De Chola-koning was de opperrechter. De Chola-koningen gaven voldoende zorg voor de gerechtelijke administratie. De gerechtelijke administratie op dorpsniveau werd uitgevoerd door de dorpsvergadering. Kleine geschillen werden gehoord door de dorpsvergadering. Geschillen werden afgehandeld met de juiste bewijzen. Straffen werden toegekend door de gerechtsdeurwaarders. Het proces tegen ernstige misdrijven en grote zaken werd door de koning zelf uitgevoerd.

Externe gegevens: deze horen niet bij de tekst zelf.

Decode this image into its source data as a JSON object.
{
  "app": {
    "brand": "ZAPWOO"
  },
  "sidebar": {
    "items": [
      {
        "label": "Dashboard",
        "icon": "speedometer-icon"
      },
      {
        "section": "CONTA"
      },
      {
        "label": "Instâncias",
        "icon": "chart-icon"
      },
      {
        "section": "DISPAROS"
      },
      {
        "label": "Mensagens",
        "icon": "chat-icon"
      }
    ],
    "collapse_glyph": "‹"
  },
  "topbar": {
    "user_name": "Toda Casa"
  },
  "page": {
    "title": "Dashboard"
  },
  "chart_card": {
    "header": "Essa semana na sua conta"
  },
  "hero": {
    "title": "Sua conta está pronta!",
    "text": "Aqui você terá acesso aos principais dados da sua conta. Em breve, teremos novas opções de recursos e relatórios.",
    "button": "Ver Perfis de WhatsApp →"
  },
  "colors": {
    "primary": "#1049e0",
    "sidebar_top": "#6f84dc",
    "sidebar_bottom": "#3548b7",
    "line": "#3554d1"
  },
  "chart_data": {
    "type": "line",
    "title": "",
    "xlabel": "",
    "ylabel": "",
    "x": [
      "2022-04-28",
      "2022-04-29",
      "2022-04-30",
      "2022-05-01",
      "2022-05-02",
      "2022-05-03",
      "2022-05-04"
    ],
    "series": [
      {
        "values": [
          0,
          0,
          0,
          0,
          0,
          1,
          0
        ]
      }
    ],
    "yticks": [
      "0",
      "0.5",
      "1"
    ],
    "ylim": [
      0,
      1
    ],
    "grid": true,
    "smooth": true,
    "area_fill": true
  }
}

Elk dorp was een autonome eenheid. Een aantal dorpen vormden een grotere entiteit die bekend staat als een Kurram, Nadu of Kottram, afhankelijk van het gebied. Een aantal Kurrams vormden een valanadu. Deze structuren onderging constante verandering en verfijning gedurende de Chola-periode. Rechtvaardigheid was meestal een lokale aangelegenheid in het Chola-rijk; kleine geschillen werden beslecht op dorpsniveau.

Straf voor kleine misdrijven was in de vorm van boetes of een richting voor de overtreder om te doneren aan een of andere liefdadige begiftiging. Zelfs misdaden zoals doodslag of moord werden bestraft met boetes. Misdaden van de staat, zoals verraad, werden gehoord en besloten door de koning zelf; de typische straf in deze gevallen was de executie of de inbeslagname van eigendom.